Louis Kahn A Rhinebeck, in fuga da New York a causa dell'uragano Sandy, alle sei meno un quarto del mattino Aleksandra Wagner mi ha in formato per telefono che Lebbeus Woods era appena morto. Mancava l'elettricità e mi chiamava dal telefono di un poliziotto.
Lebbeus la settimana scorsa era entusiasta del completamento del Light Pavilion, il "Padiglione di luce" di Chengdu, in Cina. Con Christoph Kumpusch il 24 ottobre aveva brindato a champagne per festeggiare l'importanza del momento: la sua prima costruzione permanente.
La libertà spirituale in architettura che Lebbeus Wood incarnava comportava un raro idealismo. Lebbeus aveva convinzioni appassionate e una profonda devozione nei confronti dell'architettura. Parlava spesso dell'importanza delle idee e della conoscenza del mondo in cui viviamo. I suoi progetti avevano una forte carica politica… creava territori di realtà.
Lo conobbi nel febbraio del 1977, tramite Andrew McNair, allora direttore dell'Institute for Architecture and Urban Studies. Al mio arrivo nel piccolo loft di Leb, dalle parti di Franklin Street, a Tribeca, lo trovai chino su un enorme disegno in bianco e nero di un panorama urbano alla Piranesi. Mentre mi salutava e si girava per mostrarmi lo straordinario disegno, dalla sua sigaretta pendeva un lungo residuo di cenere grigia, sul punto di cadere.
Quando cominciammo a discutere della condizione attuale dell'architettura gli dissi che mi piacevano molto le sue osservazioni critiche sul Postmoderno di Charles Moore, di Robert Stern e di altri che avevo letto a San Francisco.

Alla fine del 1977, iniziai a lavorare a un progetto che si chiamava Bronx Gymnasium-Bridge, che sarebbe divenuto il tema del primo numero di Pamphlet Architecture. Lebbeus fece il terzo numero con il progetto Einstein's Tomb. Era la stupefacente idea di una tomba per Albert Einstein: un'architettura bizzarra destinata a viaggiare nel mondo su un raggio di luce. Oggi mi piace immaginare che quella tomba ospiti lo spirito di Lebbeus.

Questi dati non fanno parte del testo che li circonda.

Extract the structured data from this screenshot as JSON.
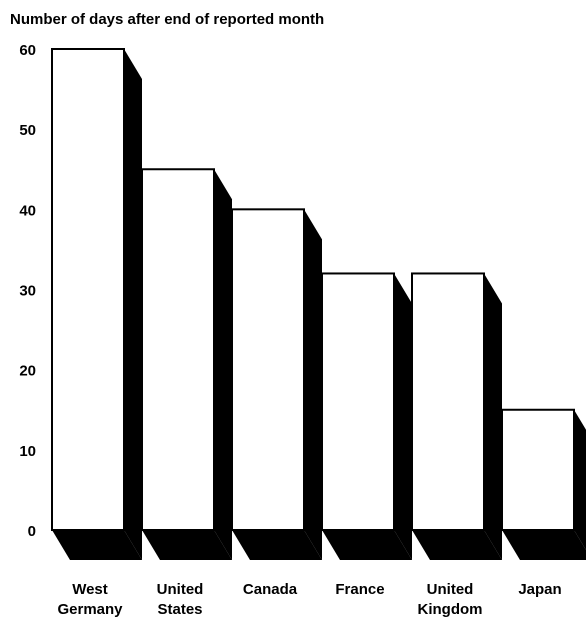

La settimana scorsa Christoph Kumpusch, l'editore Lars Mueller e io ci siamo incontrati per parlare di un libro intitolato Urban Hopes, che uscirà l'anno prossimo. Questo libro conterrà un 'libro nel libro' – o, come lo chiama Lars, un "inserto" – che dà conto della costruzione del Light Pavilion di Lebbeus. La pubblicazione sarà pronta in occasione della grande mostra di Lebbeus Woods che si aprirà il prossimo febbraio al San Francisco Museum of Modern Art.
Leb era un insegnante brillante e affascinante, le cui lezioni alla Cooper Union erano profondamente feconde. Sono sempre rimasto stupito dell’originalità dei lavori dei suoi studenti

Il padiglione di Lebbeus, fatto di grandi "raggi di luce", è un luogo in cui si entra a vari livelli. Camminando su lastre di vetro sospese su montanti d'acciaio il panorama si moltiplica e si allarga all'infinito, grazie all'acciaio a specchio che riveste l'interno dello spazio di quattro piani che occupa l'edificio. A differenza di altri architetti visionari (che quando gli si dà occasione di costruire rischiano di deludere), il padiglione di Lebbeus è un'architettura brillante e coinvolgente. L'esperienza che se ne ha, specialmente la notte, pare dissolvere la veduta della città di fronte. Il mondo si capovolge in una sensazione di sospensione della gravità attraverso la luce e il riflesso.